Once you grasp these concepts, ggplot2 becomes as intuitive as pie (and just as satisfying). When creating scatter plots, you need data, define your axes, and decide what magical elements to add (like points). To abstract it a bit, here’s the fundamental grammar of ggplot2:

ggplot(
  data = <DATA>,
  aes(x = <X>, y = <Y>)
) +
  <GEOM_FUNCTION>(aes(...))
1
Specify the dataset.
2
Define the x- and y-axis variable.
3
Add a layer to the plot.
4
Specify the type of layer to add.

4.3 Tuning our Plot

Our plot is functional but not entirely useful. What about different species? To do this, we can use different colors to distinguish them:

ggplot(
  data = penguins,
  aes(
    x = bill_length_mm,
    y = bill_depth_mm
  )) +
  geom_point(aes(color = species))
1
We map the species variable to the color aesthetic.

But why stop at color? Let’s add another layer of distinction by incorporating shapes:

ggplot(
  data = penguins,
  aes(
    x = bill_length_mm,
    y = bill_depth_mm 
  )) +
  geom_point(aes(color = species, shape = species))
1
Differentiate the species by both the color and the shape of the points.

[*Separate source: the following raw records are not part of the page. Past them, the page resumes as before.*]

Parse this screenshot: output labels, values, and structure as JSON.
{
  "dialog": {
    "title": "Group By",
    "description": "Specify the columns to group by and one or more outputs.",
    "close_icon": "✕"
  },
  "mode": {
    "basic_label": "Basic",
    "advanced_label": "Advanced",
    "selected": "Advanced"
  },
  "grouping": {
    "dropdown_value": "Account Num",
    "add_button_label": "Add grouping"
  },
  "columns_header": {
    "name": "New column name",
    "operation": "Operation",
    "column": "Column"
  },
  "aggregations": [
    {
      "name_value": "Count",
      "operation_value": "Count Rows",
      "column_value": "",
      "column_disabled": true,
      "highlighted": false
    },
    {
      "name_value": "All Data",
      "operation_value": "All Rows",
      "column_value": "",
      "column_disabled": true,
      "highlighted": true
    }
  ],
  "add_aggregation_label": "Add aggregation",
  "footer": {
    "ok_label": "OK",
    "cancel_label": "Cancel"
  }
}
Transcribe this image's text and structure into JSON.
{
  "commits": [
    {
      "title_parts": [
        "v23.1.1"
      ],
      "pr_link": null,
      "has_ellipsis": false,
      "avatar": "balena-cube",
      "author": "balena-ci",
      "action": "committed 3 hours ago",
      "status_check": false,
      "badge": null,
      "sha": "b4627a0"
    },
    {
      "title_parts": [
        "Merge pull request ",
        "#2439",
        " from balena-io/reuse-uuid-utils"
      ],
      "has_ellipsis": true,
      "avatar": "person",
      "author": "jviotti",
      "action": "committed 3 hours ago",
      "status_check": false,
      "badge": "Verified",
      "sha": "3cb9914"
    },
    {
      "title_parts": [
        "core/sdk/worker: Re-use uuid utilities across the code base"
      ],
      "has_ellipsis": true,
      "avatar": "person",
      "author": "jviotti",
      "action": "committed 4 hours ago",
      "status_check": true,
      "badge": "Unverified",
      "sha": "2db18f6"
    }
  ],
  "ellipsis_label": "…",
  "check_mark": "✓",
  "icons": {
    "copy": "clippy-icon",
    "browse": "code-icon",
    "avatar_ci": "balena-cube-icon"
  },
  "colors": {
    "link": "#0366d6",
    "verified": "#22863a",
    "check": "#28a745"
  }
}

4.4 Do not use the default theme

The default theme is not good. Besides being aesthetically bland, the grey background guzzles a ton of ink when you print. We can change it by adding a theme to the plot. Themes control the non-data elements of your plot—think of them as the outfit your graph wears to impress. Here’s how you can do it:

ggplot(
  data = penguins,
  aes(
    x = bill_length_mm,
    y = bill_depth_mm 
  )) +
  geom_point(aes(color = species, shape = species)) +
  theme_bw()
1
Apply the theme_bw() theme to the plot.

The theme_bw() is a great starting point—it removes the background gridlines and opts for a clean white backdrop, making your plot easier on the eyes and more printer-friendly. ggplot2 comes with a plethora of themes (check them out here). We’ll dive deeper into theme_*() functions in future classes, but for now, remember that you can transform your plot’s appearance by simply adding a theme_*() function.

Personally, I rarely stick to themes provided in the ggplot2 library. I prefer the flair of themes from other packages. My personal favorite? theme_nice() from the jtools package:

# install.packages("jtools")
ggplot(
  data = penguins,
  aes(
    x = bill_length_mm,
    y = bill_depth_mm,
    color = species,
    shape = species
  )) +
  geom_point() +
  jtools::theme_nice()
1
Install the jtools package if you haven’t already.
2
Apply the theme_nice() from the package jtools theme to the plot.

Of course, this isn’t yet a publication-ready figure, but it’s a fantastic start. We’ll explore more customization options in future classes.

Exercise

  1. Try to plot the relationship between Body mass (body_mass_g) and Bill depth (bill_depth_mm) for the penguins dataset. Use the species variable to color the points.
  1. Explore themes. Try to change the theme of the plot to theme_minimal() or theme_classic(). What do you observe?